So this is essentially a Wiz Khalifa song. Yet I do not enjoy Wiz Khalifa, while the Universal-signed Jackie Chain is one of my favorite figures in the new weed rap Renaissance. Of course, there are peripheral concerns — the fall out from “Say Yeah” remains as toxic for me as a three-eyed fish in the Springfield River. But judging from the fact that Wiz can sell out 2,000 person theaters all across the country, I am one of the few who is not on-board (Sach included).
Jackie doesn’t rap about much more than diamonds, cadillacs, weed, girls, and Huntsville, but he knows how to sell every syllable. His character is less pose than mindset, one doubtlessly forged from being an outsider living in a city where less than 1 percent of the city is Asian-American. To paraphrase Chris Rock, I don’t know what sort of crazy shit he had to do to be down, but you can imagine. Or maybe just being charismatic and good at rapping was sufficient. After all, within his narrow lane, he’s fairly versatile–able to handle reggae wobble, downtempo trance dirges, and club bangers. Also, he brags about selling street pharmaceuticals on his Zack Morris cell phone–which never hurt anyone’s social mobility.
Of course, production from the Block Beataz and Burn One help. So does the fact that he is a half-Asian rapper named Jackie Chain, which rivals Earl Sweatshirt as the greatest rap name of the last few years.

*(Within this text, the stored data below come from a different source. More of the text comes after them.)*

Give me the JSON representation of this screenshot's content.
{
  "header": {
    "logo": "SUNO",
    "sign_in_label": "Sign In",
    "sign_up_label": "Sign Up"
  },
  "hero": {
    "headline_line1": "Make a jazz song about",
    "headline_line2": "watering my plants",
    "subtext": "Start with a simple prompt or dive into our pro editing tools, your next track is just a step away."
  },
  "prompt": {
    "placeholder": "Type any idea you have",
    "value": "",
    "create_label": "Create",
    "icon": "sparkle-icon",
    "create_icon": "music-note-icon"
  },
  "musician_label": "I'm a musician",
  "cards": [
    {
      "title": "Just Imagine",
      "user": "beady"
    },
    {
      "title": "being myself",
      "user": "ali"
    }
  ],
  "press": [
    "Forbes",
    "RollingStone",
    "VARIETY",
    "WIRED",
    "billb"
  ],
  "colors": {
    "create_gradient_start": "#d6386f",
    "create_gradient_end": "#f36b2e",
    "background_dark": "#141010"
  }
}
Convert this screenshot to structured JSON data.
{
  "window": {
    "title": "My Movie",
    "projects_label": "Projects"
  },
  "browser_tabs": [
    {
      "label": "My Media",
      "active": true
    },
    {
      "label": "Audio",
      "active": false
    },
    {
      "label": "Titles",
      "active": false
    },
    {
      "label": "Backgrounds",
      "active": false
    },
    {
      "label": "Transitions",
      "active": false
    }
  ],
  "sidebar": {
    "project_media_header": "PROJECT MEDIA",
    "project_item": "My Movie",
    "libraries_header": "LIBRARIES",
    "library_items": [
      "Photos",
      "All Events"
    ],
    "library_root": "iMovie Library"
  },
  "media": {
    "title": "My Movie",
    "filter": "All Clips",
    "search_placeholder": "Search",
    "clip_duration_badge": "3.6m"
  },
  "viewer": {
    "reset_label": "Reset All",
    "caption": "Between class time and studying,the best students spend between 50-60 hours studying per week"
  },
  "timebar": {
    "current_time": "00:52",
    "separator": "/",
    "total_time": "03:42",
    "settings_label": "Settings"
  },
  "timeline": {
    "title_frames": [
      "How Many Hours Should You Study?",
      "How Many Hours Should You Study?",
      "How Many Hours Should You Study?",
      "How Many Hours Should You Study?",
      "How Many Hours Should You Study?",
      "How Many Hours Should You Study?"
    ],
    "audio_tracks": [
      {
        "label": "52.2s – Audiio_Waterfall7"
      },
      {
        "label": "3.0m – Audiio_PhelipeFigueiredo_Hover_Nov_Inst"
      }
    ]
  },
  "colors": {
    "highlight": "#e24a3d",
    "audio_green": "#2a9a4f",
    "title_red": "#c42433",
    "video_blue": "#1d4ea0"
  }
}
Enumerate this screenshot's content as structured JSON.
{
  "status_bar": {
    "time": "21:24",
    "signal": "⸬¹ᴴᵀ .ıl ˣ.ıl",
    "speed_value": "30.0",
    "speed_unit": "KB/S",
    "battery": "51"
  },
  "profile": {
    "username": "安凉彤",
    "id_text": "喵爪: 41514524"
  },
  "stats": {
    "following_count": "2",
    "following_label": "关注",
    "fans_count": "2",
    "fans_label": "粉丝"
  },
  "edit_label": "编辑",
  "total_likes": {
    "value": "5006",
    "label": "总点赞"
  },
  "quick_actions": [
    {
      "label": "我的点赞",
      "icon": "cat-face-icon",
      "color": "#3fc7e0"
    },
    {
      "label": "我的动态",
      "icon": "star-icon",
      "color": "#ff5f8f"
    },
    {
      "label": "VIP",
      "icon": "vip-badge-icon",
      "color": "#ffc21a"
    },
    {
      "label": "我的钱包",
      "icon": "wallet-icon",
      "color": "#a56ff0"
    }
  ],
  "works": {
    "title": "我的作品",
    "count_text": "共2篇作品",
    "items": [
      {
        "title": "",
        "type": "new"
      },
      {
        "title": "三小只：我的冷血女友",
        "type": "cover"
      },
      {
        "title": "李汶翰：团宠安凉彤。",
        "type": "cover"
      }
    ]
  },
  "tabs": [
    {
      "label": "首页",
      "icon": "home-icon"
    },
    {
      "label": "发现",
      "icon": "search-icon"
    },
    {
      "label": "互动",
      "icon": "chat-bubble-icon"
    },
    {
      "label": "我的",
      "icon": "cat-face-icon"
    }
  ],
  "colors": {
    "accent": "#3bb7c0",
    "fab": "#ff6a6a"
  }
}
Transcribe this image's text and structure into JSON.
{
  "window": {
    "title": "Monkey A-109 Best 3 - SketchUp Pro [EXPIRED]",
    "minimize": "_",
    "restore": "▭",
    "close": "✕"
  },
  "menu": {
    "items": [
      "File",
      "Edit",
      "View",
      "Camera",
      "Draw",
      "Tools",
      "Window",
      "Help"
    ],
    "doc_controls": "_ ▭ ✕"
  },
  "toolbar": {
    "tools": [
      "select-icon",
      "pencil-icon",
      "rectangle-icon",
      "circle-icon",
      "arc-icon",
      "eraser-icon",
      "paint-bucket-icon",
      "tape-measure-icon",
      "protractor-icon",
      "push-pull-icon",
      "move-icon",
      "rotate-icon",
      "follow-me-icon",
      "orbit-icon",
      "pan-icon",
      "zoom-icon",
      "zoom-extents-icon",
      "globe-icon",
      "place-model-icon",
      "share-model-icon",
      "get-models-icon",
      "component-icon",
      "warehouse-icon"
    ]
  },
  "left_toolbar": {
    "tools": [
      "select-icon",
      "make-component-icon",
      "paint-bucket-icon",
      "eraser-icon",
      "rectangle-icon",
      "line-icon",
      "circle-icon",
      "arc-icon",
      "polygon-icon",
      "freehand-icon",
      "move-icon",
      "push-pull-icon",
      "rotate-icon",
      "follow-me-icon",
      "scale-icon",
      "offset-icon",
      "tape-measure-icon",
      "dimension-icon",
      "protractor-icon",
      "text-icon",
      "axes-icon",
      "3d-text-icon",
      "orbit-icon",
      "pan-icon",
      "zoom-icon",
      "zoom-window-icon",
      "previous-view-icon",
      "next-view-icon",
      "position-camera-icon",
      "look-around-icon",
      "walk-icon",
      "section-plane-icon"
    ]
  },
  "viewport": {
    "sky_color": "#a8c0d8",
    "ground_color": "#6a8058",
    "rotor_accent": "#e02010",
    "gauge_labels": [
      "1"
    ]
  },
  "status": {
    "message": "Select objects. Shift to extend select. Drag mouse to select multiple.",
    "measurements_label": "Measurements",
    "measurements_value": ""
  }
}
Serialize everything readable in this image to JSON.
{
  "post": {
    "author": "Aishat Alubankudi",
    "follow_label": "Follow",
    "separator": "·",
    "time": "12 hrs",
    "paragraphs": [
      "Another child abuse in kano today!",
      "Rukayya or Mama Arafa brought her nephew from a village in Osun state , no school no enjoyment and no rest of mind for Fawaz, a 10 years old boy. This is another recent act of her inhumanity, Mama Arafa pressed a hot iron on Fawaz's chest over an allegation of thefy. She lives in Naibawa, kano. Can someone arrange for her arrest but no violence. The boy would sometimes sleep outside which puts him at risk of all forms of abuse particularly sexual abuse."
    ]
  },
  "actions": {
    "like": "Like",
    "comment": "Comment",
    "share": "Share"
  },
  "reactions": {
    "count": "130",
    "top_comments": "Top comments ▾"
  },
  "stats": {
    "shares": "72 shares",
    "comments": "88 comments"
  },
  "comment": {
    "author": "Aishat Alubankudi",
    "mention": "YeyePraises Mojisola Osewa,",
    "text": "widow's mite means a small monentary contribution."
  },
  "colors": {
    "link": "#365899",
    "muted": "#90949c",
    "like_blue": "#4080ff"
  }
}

Maybe it’s merely a matter of a surplus of swag — though I am a committed swagnostic. Instead, I’ll attribute Mr. VIP’s appeal to his follicular prowess. Best hair since Boots? Plus, a Robert Miles sample will always stomp out one from Alice Deejay. Down below, a sampler of some recent exceptional Chain. And yes, a mixtape called Kush Hour is apparently on its way, though I did not know that before writing this post’s title. Jackie Chain does not miss an opportunity.